As part of Northeastern's Lunabotics team, I designed two PCBs that handled the rover's electrical backbone. The power distribution board regulated voltages from the main battery to safe levels for each sensor and peripheral, preventing sensitive components from getting fried.

The I2C bus board served as the central hub connecting IR sensors, LiDAR, and other peripherals to the rover's main controller over a shared I2C bus. Both boards were designed from scratch in KiCad. Additionally I had zero PCB design experience going in.

The rover runs off a main battery that delivers more voltage than most of the sensors can handle. This board steps it down to the specific voltage rails each component needs (3.3V, 5V, etc.) using voltage regulators. I selected regulators based on the current draw of each rail and added decoupling capacitors for clean power delivery.

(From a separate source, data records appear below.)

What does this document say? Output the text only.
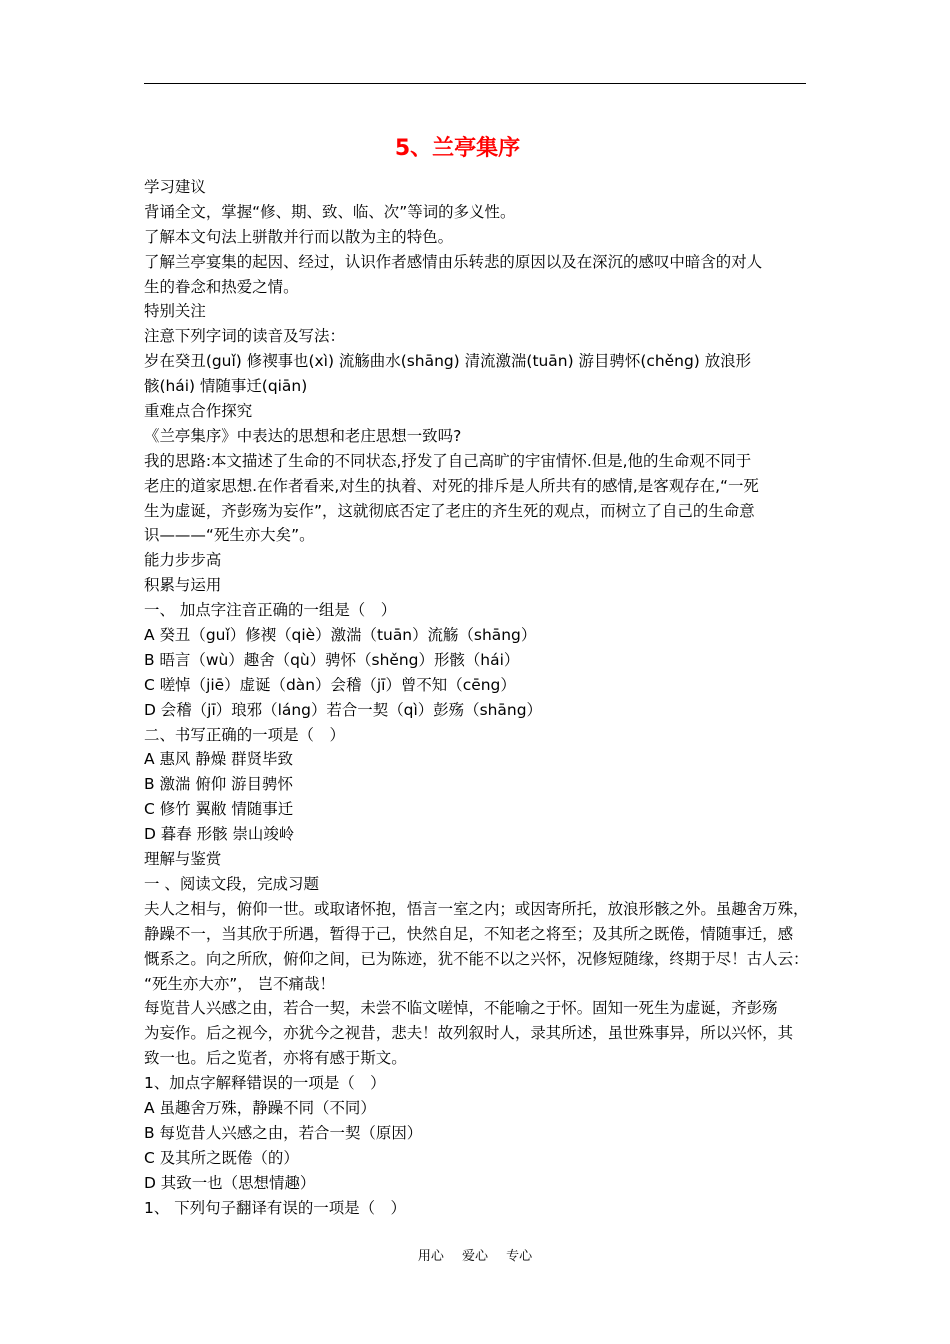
5、兰亭集序
学习建议
背诵全文，掌握“修、期、致、临、次”等词的多义性。
了解本文句法上骈散并行而以散为主的特色。
了解兰亭宴集的起因、经过，认识作者感情由乐转悲的原因以及在深沉的感叹中暗含的对人
生的眷念和热爱之情。
特别关注
注意下列字词的读音及写法：
岁在癸丑(guǐ) 修禊事也(xì) 流觞曲水(shāng) 清流激湍(tuān) 游目骋怀(chěng) 放浪形
骸(hái) 情随事迁(qiān)
重难点合作探究
《兰亭集序》中表达的思想和老庄思想一致吗?
我的思路:本文描述了生命的不同状态,抒发了自己高旷的宇宙情怀.但是,他的生命观不同于
老庄的道家思想.在作者看来,对生的执着、对死的排斥是人所共有的感情,是客观存在,“一死
生为虚诞，齐彭殇为妄作”，这就彻底否定了老庄的齐生死的观点，而树立了自己的生命意
识———“死生亦大矣”。
能力步步高
积累与运用
一、 加点字注音正确的一组是（　）
A 癸丑（guǐ）修禊（qiè）激湍（tuān）流觞（shāng）
B 晤言（wù）趣舍（qù）骋怀（shěng）形骸（hái）
C 嗟悼（jiē）虚诞（dàn）会稽（jī）曾不知（cēng）
D 会稽（jī）琅邪（láng）若合一契（qì）彭殇（shāng）
二、书写正确的一项是（　）
A 惠风 静燥 群贤毕致
B 激湍 俯仰 游目骋怀
C 修竹 翼敝 情随事迁
D 暮春 形骸 崇山竣岭
理解与鉴赏
一 、阅读文段，完成习题
夫人之相与，俯仰一世。或取诸怀抱，悟言一室之内；或因寄所托，放浪形骸之外。虽趣舍万殊，
静躁不一，当其欣于所遇，暂得于己，快然自足，不知老之将至；及其所之既倦，情随事迁，感
慨系之。向之所欣，俯仰之间，已为陈迹，犹不能不以之兴怀，况修短随缘，终期于尽！古人云：
“死生亦大亦”， 岂不痛哉！
每览昔人兴感之由，若合一契，未尝不临文嗟悼，不能喻之于怀。固知一死生为虚诞，齐彭殇
为妄作。后之视今，亦犹今之视昔，悲夫！故列叙时人，录其所述，虽世殊事异，所以兴怀，其
致一也。后之览者，亦将有感于斯文。
1、加点字解释错误的一项是（　）
A 虽趣舍万殊，静躁不同（不同）
B 每览昔人兴感之由，若合一契（原因）
C 及其所之既倦（的）
D 其致一也（思想情趣）
1、 下列句子翻译有误的一项是（　）
用心 爱心 专心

The I2C board is a hub—it takes the I2C data and clock lines from the main controller and fans them out to all the sensors and peripherals on the rover. IR sensors, LiDAR, and supporting devices all connect through this board. I sized the pull-up resistors for the bus based on the number of devices and bus length, chose connectors that made it easy to plug and unplug sensors during assembly and testing, and routed the layout to keep the I2C traces clean and short.

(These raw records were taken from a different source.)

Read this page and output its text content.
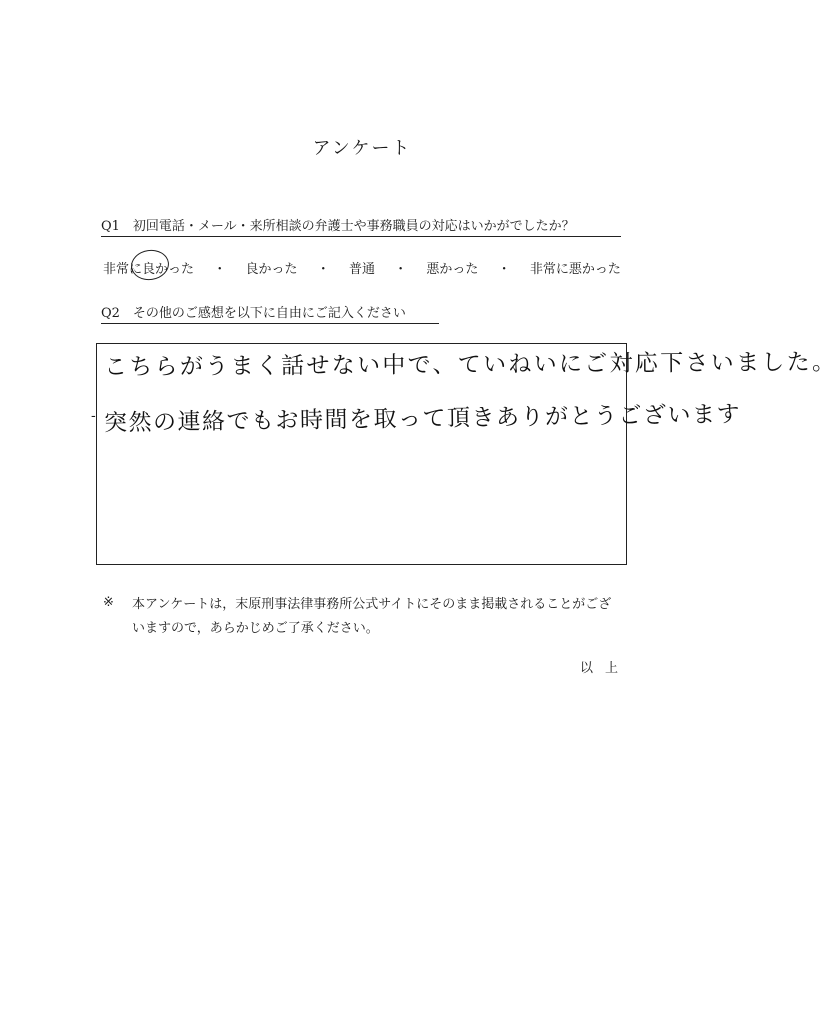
アンケート
Q1　初回電話・メール・来所相談の弁護士や事務職員の対応はいかがでしたか？
非常に良かった ・ 良かった ・ 普通 ・ 悪かった ・ 非常に悪かった
Q2　その他のご感想を以下に自由にご記入ください
こちらがうまく話せない中で、ていねいにご対応下さいました。
- 突然の連絡でもお時間を取って頂きありがとうございます
※ 本アンケートは，末原刑事法律事務所公式サイトにそのまま掲載されることがございますので，あらかじめご了承ください。
以上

This was my first time designing a PCB so I had to learn KiCad's full workflow from scratch. The hardest part was managing complexity: dozens of footprints, nets, and component placements simultaneously across two boards. Keeping schematics clean and well-labeled turned out to be just as important as getting the electrical design right.

This is an ongoing project for the NASA Lunabotics Competition, and I am attempting to continue to hone my skills through PCB design, as well as understanding how integrated systems like our rover communicate internally. A more fundamental and solidified knowledge of embedded systems, signal flow, and system-level architecture.